Best for: Products with significant feature differentiation across plans, or technical products where buyers need detailed comparisons.
Why it works: Gives thorough buyers the information they need to justify their decision. Particularly effective for higher-priced plans where the feature gap needs to be clear.
Structure notes: Feature rows need consistent height even when content varies. Use clear visual indicators such as checkmarks and dashes. These tend to work better than “Yes” and “No” text. Consider grouping features into categories with subheadings for longer lists. Sticky column headers help if the table requires scrolling.
Single Plan Highlight
A layout that focuses on one plan rather than a comparison. The plan details, features, and CTA take centre stage without side-by-side alternatives.

Best for: Landing pages targeting a specific audience, or products with a single primary offering and optional add-ons.
Why it works: Removes comparison entirely. When you want visitors to sign up for a specific plan and not have to choose between options – this layout reduces friction.
Structure notes: This layout can use more horizontal space since there’s no column constraint. Feature lists can be more detailed or split into sections. Works well combined with testimonials or trust signals directly under the pricing table.

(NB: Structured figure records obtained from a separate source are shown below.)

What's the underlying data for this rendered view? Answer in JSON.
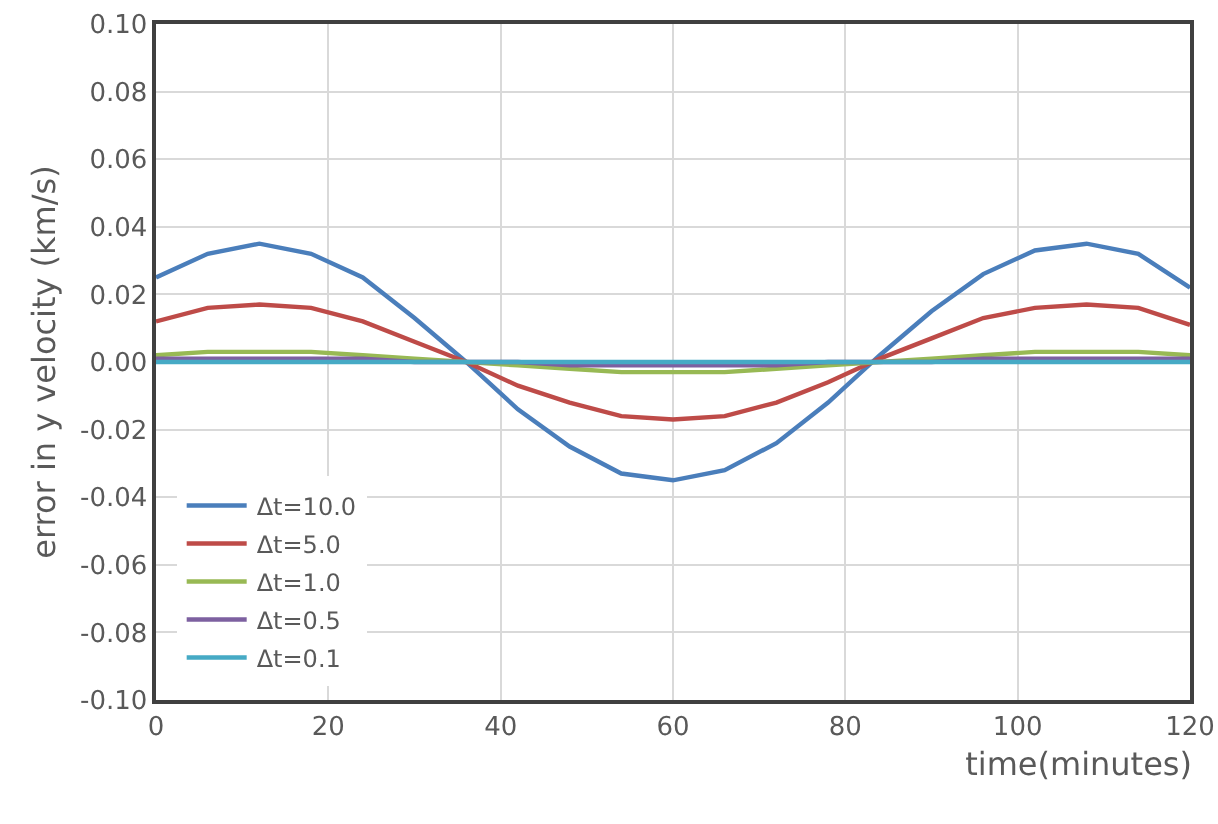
{
  "chart_data": {
    "type": "line",
    "xlabel": "time(minutes)",
    "ylabel": "error in y velocity (km/s)",
    "x": [
      0,
      6,
      12,
      18,
      24,
      30,
      36,
      42,
      48,
      54,
      60,
      66,
      72,
      78,
      84,
      90,
      96,
      102,
      108,
      114,
      120
    ],
    "series": [
      {
        "name": "Δt=10.0",
        "color": "#4a7ebb",
        "values": [
          0.025,
          0.032,
          0.035,
          0.032,
          0.025,
          0.013,
          0.0,
          -0.014,
          -0.025,
          -0.033,
          -0.035,
          -0.032,
          -0.024,
          -0.012,
          0.002,
          0.015,
          0.026,
          0.033,
          0.035,
          0.032,
          0.022
        ]
      },
      {
        "name": "Δt=5.0",
        "color": "#be4b48",
        "values": [
          0.012,
          0.016,
          0.017,
          0.016,
          0.012,
          0.006,
          0.0,
          -0.007,
          -0.012,
          -0.016,
          -0.017,
          -0.016,
          -0.012,
          -0.006,
          0.001,
          0.007,
          0.013,
          0.016,
          0.017,
          0.016,
          0.011
        ]
      },
      {
        "name": "Δt=1.0",
        "color": "#98b954",
        "values": [
          0.002,
          0.003,
          0.003,
          0.003,
          0.002,
          0.001,
          0.0,
          -0.001,
          -0.002,
          -0.003,
          -0.003,
          -0.003,
          -0.002,
          -0.001,
          0.0,
          0.001,
          0.002,
          0.003,
          0.003,
          0.003,
          0.002
        ]
      },
      {
        "name": "Δt=0.5",
        "color": "#7d60a0",
        "values": [
          0.001,
          0.001,
          0.001,
          0.001,
          0.001,
          0.0,
          0.0,
          0.0,
          -0.001,
          -0.001,
          -0.001,
          -0.001,
          -0.001,
          0.0,
          0.0,
          0.0,
          0.001,
          0.001,
          0.001,
          0.001,
          0.001
        ]
      },
      {
        "name": "Δt=0.1",
        "color": "#46aac5",
        "values": [
          0,
          0,
          0,
          0,
          0,
          0,
          0,
          0,
          0,
          0,
          0,
          0,
          0,
          0,
          0,
          0,
          0,
          0,
          0,
          0,
          0
        ]
      }
    ],
    "xlim": [
      0,
      120
    ],
    "xticks": [
      0,
      20,
      40,
      60,
      80,
      100,
      120
    ],
    "ylim": [
      -0.1,
      0.1
    ],
    "yticks": [
      {
        "value": -0.1,
        "label": "-0.10"
      },
      {
        "value": -0.08,
        "label": "-0.08"
      },
      {
        "value": -0.06,
        "label": "-0.06"
      },
      {
        "value": -0.04,
        "label": "-0.04"
      },
      {
        "value": -0.02,
        "label": "-0.02"
      },
      {
        "value": 0,
        "label": "0.00"
      },
      {
        "value": 0.02,
        "label": "0.02"
      },
      {
        "value": 0.04,
        "label": "0.04"
      },
      {
        "value": 0.06,
        "label": "0.06"
      },
      {
        "value": 0.08,
        "label": "0.08"
      },
      {
        "value": 0.1,
        "label": "0.10"
      }
    ],
    "grid": true,
    "legend": "bottom left",
    "marker": "none",
    "line_style": "solid"
  }
}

Pricing Table Design Best Practices
Beyond layout patterns, these details separate polished pricing tables from amateur ones.
Align Feature Rows Precisely
When feature text wraps to two lines in one column but stays on one line in another, the rows become misaligned. This looks sloppy and makes comparison harder.
Fix: Use consistent feature descriptions across all plans. If one plan has a limit (“5 projects”), phrase the other plans similarly (“Unlimited projects”) rather than just (“Unlimited”).
Make the Recommended Plan Obvious
Don’t be subtle. Use a “Most Popular” or “Recommended” badge, a different background colour, or a slightly larger column. Visitors expect guidance – so give it to them.
Fix: Test that the highlight is visible on both desktop and mobile. A subtle border that works on desktop may be difficult to see on a small screen.
Keep CTAs Identical
The button text should be the same across all plans. “Get Started” on every plan. Not “Try Free” on one and “Buy Now” on another. Inconsistent CTAs create unnecessary hesitation.
Handle Mobile Thoughtfully
Three-column pricing tables rarely work on mobile without modification. Columns either become unreadably narrow or require horizontal scrolling, which visitors often miss.
Fix: Stack columns vertically on mobile. Lead with the recommended plan. Consider hiding detailed feature comparisons behind an expandable section on small screens.
Show Annual Savings Clearly
If annual pricing offers a discount, make the saving obvious. A toggle alone isn’t enough – show the percentage saved or the effective monthly rate.
Fix: Add a small badge or note next to annual prices: “Save 20%” or “$8/month billed annually” makes the value immediately clear.
Skip the complicated build – Use ready-made pricing sections
Building a pricing table from scratch takes time – aligning columns, balancing spacing, configuring responsive behaviour, and testing across breakpoints. For a single project, that’s manageable. Across multiple projects, it’s repetitive work.
Element UI includes a collection of free pricing table sections built with Elementor’s Flexbox containers. The structure, spacing, and responsive behaviour are already configured. Paste one into your project, add the plan details, and the layout work is done.
What’s included:
- Three-column comparison layouts
- Two-column simple layouts
- Toggle pricing sections
- Feature comparison tables
- Single plan highlights
Every pricing section follows the same spacing system as the rest of the Element UI kit, so they integrate cleanly with other sections on the page.
Effective pricing table design comes down to clear options, clear comparisons, and a clear path to action. The layout patterns and best practices in this guide apply whether you’re building from scratch or customising an existing template.